The objective truth is that "AI" neural networks synthesize an output based on an input dataset. There is no creativity, personality artistry or other x-factor there, and until there is real "general artificial intelligence" there never will be. Human beings feed inputs into the machine, and they generate an output based on some subset of those inputs. If those inputs are "fair use" or otherwise licensed, then that's perfectly fine. But if those inputs are unlicensed copyrighted works, then you would be insane to believe that you own the output that the algorithm produces--that's like thinking you own the music that comes out of your speakers because you hit the play button. Just because you're in control of the playback does not mean that you created the music, and nobody would seriously think that.

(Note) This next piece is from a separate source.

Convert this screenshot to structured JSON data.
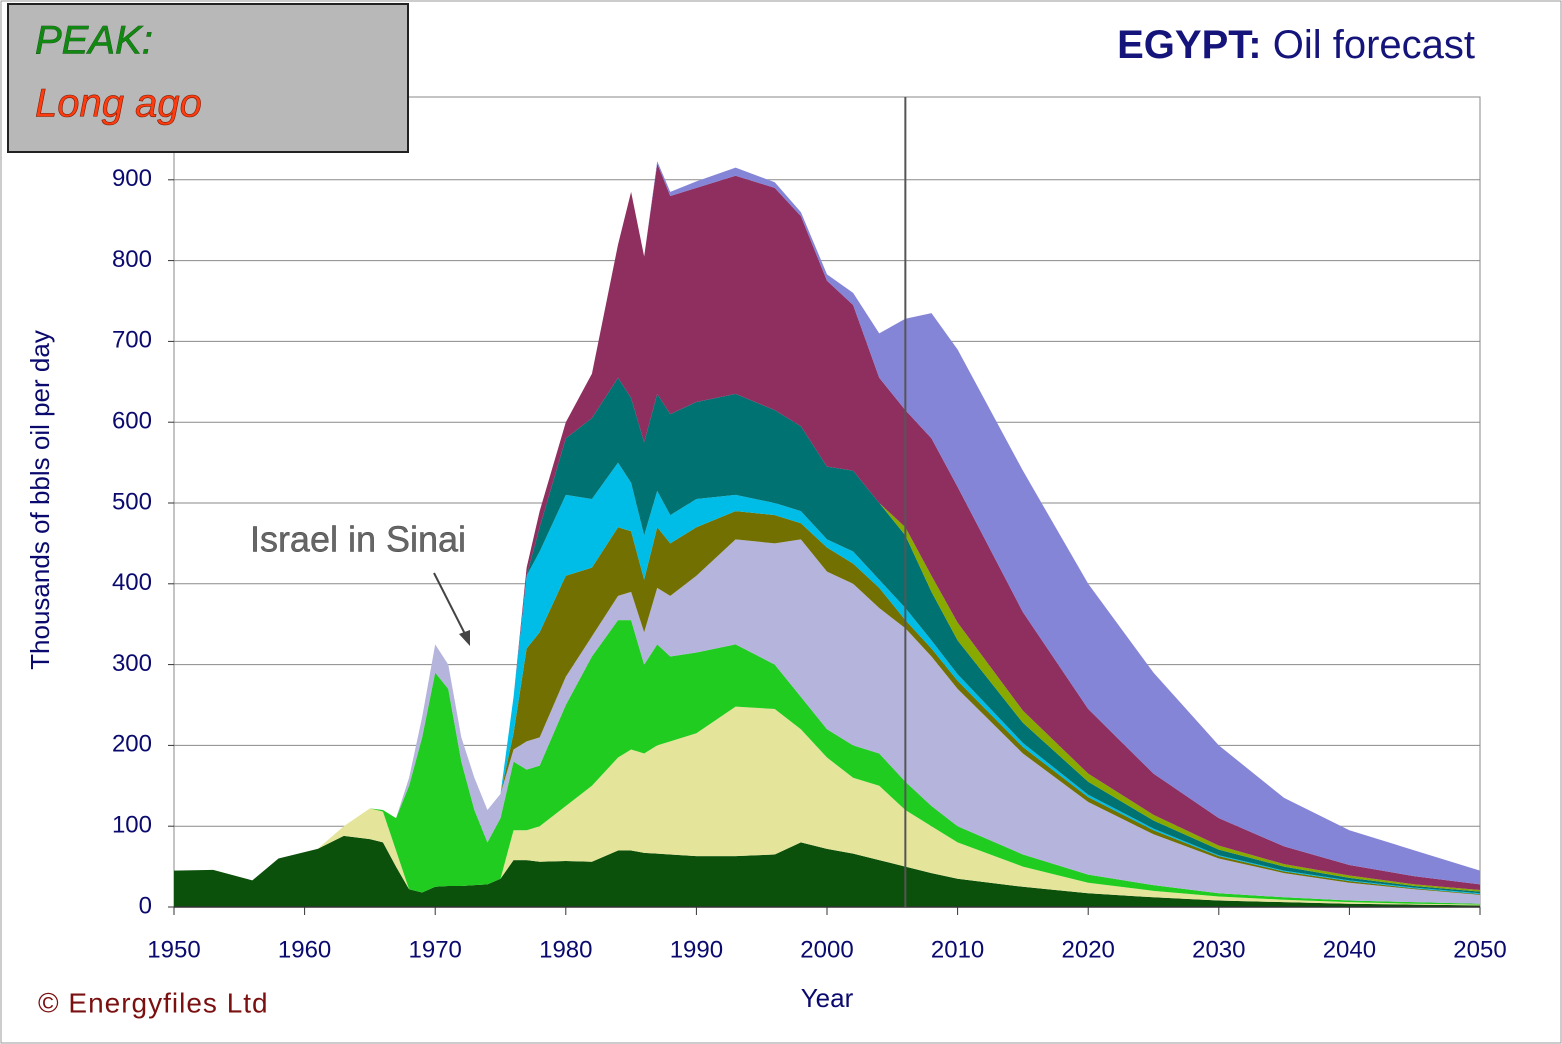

I've worked as an artist and a programmer, and a simple analogy is the concept of a software license. Just because you can see or download some source code on GitLab does not mean that you own it or can use it freely for any purpose; most code repositories are open sourced under some kind of license, which legitimate users of that code must comply with. We've already seen Microsoft make this mistake and then instantly backtrack with Github Copilot, because they understand that they simply do not have the IP rights to use GPL code (for one example) to train their AI. Similarly, if a musician samples a portion of a song to use in their own song, depending on various factors they may have to share credit with the original creator, and sometimes that make sense, in my opinion.

No matter how you or I feel about it, copyright law has always been there with the basic intent to protect people who create unique works. There are some circumstances which are currently considered "fair use" of unlicensed copyrighted works (for example, for educational purposes), and I think that's great. But I think there is zero argument that unlimited automated content generation via AI ought to be considered genuine fair use. No matter how much AI fans want to try to personify the technology, it is not engaging in a creative or artistic process, it is merely synthesizing an output based on mixed inputs, just like how an AI chat bot is not truly thinking but merely stringing words together.

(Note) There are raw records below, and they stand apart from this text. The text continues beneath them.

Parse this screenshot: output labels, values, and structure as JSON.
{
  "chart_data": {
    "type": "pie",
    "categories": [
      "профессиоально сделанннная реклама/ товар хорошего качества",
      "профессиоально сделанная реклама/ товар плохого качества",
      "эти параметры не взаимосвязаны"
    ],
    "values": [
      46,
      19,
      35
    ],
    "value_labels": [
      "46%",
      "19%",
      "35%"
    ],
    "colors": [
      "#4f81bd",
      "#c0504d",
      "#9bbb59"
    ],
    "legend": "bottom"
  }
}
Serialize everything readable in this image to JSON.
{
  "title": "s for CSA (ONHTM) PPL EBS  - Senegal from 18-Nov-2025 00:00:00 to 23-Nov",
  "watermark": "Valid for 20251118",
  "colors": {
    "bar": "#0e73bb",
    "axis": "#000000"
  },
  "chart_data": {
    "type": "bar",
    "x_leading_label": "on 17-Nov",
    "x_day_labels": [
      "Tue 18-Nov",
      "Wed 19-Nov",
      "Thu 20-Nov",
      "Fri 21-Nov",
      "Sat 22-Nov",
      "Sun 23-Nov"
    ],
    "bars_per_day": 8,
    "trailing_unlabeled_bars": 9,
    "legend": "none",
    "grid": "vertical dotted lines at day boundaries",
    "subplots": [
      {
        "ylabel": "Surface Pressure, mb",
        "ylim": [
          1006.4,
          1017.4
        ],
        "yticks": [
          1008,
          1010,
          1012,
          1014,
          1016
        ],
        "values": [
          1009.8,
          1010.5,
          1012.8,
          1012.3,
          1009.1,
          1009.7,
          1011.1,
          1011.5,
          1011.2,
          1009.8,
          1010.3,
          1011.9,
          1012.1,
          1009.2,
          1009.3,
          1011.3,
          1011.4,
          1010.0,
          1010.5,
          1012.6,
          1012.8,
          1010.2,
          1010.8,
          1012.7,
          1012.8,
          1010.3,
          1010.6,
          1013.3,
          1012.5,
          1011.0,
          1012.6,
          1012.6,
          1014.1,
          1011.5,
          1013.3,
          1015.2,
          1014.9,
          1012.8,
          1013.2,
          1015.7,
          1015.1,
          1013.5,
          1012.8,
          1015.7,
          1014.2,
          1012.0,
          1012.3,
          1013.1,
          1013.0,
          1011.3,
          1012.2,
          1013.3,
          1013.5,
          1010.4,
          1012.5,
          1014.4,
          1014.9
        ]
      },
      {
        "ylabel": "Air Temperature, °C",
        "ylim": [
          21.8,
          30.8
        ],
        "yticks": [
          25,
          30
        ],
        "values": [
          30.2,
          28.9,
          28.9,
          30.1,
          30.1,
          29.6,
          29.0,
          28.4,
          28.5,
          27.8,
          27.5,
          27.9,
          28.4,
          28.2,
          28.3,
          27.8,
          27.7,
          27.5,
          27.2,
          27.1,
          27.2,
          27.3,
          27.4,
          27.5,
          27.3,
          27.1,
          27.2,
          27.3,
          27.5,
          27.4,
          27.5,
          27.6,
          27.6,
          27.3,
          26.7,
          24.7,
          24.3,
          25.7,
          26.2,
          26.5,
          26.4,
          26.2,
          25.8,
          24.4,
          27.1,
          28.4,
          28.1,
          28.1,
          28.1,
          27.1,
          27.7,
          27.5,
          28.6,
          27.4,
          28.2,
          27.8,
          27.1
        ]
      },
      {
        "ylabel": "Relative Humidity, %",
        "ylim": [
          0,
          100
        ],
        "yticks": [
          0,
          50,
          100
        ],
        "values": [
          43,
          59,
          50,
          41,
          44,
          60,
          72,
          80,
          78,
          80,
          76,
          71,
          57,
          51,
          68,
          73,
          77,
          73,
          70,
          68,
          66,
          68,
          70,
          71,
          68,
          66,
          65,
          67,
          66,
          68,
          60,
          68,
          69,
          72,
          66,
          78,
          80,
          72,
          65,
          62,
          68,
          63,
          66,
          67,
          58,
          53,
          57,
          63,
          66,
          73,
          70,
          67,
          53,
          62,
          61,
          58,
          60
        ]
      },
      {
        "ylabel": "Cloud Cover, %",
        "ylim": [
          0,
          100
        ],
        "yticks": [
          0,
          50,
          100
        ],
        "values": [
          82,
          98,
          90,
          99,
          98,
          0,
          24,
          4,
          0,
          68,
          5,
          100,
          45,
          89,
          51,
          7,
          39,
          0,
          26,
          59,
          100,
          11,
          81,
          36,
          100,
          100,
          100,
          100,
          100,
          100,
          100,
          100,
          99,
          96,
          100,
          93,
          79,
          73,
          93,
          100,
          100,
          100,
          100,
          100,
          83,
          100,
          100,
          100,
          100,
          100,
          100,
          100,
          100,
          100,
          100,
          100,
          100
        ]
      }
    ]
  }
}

You do realize individuals can train neural networks on their own hardware, right?

Good luck training something that rivals big tech, especially now that they're all putting "moats" around their data...

We, the little people, don't have the data, the storage, the processing power, the RAM, and least but not least, the cash, to compete with them.

At any rate, if you train your NN using appropriately licensed or public domain data, more power to you. But if you feed a machine a bunch of other people's writing, artwork, music, etc., please understand that you will never truly own the output.

You seem to be imagining a future in which AI is the great equalizer that ushers us in to some kind of utopia, but right now I'm only seeing even more money, power and control being clawed away from the people in favor of the biggest, richest tech conglomerates. It's fucking dystopian, and I hope people like you will recognize that before it's really too late.

Direct your ire where it belongs - at capitalism not technology

At any rate, if you train your NN using appropriately licensed or public domain data, more power to you. But if you feed a machine a bunch of other people's writing, artwork, music, etc., please understand that you will never truly own the output.

I am.

It is only the profit maximizing hyper capitalists who intend to use AI to exploit workers and rip off artists. I have no problem with the technology behind AI, I just don't think people should be using it as a tool for continual, industrialized mass exploitation of the little people (like you and me) who actually own the data that they put online.

Can it tell you what it learned, or does it copy billions of conversations online of what other people learned?

If it can't interpret, it's not learning.

All you get is the most basic form of data retention, if it retained millions of examples.

@brimnac it's not a 'someone' though. The AI isn't an actual consciousness. It's a software company illegally using other artists work to develop their own commercial product. BIG DIFFERENCE.

You learned from those same things and make a profit.